Vor allem beim Thema Olympia hatte der Großneffe von Willi Daume, dem bedeutenden deutschen Sportführer und Chef-Organisator der Sommerspiele 1972 in München, kein Glück.

"Damals war ich bei meinen ersten Spielen zu jung, vier Jahre später in Montreal zu dumm, 1980 in Moskau durfte ich wegen des Boykotts nicht laufen und 1984 in Los Angeles war ich verletzt."

Sportliche Familie

Sportlich wuchsen auch seine drei Kinder auf, "aber Leistungssportler waren sie nie", sagt Thomas Wessinghage, dessen Ehe mit Ex-Läuferin Ellen Tittel, 1975 Deutschlands Sportlerin des Jahres, schon lange zu Ende ist:

Sohn Daniel (34) spielte Fußball, ist heute beim IT- und Beratungsunternehmen IBM tätig.

Ex-Volleyballerin Rebecca (29) arbeitet nach dem Studium der Filmwissenschaften im Bereich Kunst- und Event-Management, das einstige Tennis-Talent Markus (25) steht als Betriebswirt (MBA) vor dem Abschluss.

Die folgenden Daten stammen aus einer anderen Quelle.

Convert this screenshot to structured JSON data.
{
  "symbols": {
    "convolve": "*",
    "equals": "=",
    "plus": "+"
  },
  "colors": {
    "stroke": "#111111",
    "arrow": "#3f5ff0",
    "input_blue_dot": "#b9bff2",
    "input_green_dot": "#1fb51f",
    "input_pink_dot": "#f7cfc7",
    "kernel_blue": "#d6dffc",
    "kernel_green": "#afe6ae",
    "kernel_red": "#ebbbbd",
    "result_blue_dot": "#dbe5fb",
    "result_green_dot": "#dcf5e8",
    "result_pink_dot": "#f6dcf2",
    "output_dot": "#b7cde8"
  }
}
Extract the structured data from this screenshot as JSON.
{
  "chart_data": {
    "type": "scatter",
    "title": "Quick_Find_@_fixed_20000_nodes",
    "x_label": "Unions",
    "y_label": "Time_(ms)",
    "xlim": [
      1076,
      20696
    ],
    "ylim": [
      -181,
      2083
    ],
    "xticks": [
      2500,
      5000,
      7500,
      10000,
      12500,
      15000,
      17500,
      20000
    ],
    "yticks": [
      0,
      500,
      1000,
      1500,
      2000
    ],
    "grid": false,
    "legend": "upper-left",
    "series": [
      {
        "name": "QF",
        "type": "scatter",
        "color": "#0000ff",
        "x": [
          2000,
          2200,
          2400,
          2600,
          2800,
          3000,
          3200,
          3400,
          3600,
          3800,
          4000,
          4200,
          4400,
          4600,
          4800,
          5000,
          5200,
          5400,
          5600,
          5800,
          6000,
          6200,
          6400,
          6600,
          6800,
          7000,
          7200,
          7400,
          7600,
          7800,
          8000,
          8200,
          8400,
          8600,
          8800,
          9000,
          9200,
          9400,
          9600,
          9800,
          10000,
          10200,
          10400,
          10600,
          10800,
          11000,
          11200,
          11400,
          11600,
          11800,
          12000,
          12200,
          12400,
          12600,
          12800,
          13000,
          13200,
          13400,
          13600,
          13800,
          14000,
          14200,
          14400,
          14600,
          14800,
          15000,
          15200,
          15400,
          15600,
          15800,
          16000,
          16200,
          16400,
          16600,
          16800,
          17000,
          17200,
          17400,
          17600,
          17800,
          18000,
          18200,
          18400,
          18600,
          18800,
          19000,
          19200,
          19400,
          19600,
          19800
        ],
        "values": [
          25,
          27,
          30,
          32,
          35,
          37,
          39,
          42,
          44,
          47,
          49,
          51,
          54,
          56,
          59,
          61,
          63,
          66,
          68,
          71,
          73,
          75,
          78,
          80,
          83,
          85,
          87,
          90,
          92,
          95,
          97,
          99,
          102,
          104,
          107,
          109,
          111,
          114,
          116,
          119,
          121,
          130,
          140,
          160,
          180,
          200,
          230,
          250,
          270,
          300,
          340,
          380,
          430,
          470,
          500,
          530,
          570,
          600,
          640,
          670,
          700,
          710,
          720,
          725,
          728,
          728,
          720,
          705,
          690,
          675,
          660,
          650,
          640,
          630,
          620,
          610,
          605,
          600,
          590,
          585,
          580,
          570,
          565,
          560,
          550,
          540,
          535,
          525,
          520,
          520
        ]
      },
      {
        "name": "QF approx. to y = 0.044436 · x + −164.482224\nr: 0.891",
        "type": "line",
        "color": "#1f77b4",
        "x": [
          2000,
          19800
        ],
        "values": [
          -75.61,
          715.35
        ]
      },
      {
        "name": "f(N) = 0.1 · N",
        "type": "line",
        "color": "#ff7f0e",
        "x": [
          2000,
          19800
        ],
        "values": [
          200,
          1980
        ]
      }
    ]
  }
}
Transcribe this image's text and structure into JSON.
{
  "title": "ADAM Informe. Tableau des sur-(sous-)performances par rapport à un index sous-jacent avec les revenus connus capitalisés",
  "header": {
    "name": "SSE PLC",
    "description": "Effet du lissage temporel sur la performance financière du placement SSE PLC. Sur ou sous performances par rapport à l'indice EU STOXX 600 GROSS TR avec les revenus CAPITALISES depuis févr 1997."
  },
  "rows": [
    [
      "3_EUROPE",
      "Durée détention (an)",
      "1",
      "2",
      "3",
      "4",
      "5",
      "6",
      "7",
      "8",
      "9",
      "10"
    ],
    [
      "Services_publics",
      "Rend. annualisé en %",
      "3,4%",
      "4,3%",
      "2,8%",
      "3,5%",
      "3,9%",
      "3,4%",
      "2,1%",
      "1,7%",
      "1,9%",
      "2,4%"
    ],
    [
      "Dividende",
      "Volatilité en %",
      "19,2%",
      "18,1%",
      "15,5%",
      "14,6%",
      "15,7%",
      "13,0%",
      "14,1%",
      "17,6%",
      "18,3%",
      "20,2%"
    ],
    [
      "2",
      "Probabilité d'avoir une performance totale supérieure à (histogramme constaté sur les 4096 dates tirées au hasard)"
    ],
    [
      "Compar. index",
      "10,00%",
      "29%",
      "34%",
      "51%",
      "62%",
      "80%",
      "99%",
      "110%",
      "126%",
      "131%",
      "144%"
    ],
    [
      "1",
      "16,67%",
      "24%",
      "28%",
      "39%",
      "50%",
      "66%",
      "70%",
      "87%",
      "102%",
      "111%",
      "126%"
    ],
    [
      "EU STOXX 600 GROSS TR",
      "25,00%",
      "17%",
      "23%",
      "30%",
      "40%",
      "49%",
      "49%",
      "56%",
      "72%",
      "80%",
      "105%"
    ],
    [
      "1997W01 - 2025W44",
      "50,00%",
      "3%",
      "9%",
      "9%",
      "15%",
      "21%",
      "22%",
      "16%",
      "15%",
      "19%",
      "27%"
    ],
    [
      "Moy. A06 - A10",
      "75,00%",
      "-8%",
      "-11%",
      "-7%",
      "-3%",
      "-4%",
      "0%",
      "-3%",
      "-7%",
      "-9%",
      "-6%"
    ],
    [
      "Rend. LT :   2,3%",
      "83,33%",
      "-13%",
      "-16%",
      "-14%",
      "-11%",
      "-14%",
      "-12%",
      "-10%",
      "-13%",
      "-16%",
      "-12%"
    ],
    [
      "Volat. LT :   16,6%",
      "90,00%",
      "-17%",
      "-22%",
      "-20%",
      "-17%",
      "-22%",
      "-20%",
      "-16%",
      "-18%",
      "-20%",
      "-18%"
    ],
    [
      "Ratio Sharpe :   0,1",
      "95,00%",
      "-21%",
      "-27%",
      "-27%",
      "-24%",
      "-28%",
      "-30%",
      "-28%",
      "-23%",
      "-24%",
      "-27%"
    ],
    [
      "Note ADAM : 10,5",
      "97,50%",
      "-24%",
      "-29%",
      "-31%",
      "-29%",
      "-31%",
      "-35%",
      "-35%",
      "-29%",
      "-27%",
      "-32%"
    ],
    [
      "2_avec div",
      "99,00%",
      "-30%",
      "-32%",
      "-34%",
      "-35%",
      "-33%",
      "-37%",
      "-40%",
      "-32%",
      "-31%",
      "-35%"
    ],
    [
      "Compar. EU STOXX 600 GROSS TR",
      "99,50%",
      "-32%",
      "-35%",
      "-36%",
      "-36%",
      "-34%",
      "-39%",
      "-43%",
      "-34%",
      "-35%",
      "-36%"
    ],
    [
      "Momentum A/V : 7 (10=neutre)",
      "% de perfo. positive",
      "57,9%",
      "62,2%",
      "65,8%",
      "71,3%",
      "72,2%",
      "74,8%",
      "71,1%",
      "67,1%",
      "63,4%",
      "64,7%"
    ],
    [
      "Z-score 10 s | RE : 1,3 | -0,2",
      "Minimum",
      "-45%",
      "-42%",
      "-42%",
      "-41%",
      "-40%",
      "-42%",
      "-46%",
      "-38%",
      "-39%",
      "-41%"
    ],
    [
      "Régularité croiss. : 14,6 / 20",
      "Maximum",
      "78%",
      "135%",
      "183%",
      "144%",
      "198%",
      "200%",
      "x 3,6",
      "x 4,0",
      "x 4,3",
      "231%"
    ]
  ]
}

Ankämpfen gegen Imageverlust

"Ich bin zufrieden mit ihrer Entwicklung", sagt Thomas Wessinghage, den der älteste Filius bereits zum dreifachen Opa gemacht hat.

"Im kleinsten Kreis", will der Vater den runden Geburtstag feiern, "der 70. wird dann wieder größer zelebriert."

Nicht glücklich ist er als kritischer Geist allerdings mit dem Imageverlust seiner Sportart:

"Die Leichtathletik muss endlich alte Zöpfe abschneiden. An Traditionen festzuhalten reicht nicht", sagt Thomas Wessinghage, der vor Jahren schon einmal die Abschaffung der aus seiner Sicht unattraktiven Wurfdisziplinen gefordert hatte.

Hoffnung setzt er künftig in seinen einstigen Weggefährten Sebastian Coe, Chef-Organisator der Sommerspiele in London (27. Juli bis 12. August):

"Ich hoffe, dass er die Sportart künftig als Präsident des Leichtathletik-Weltverbandes IAAF reformiert."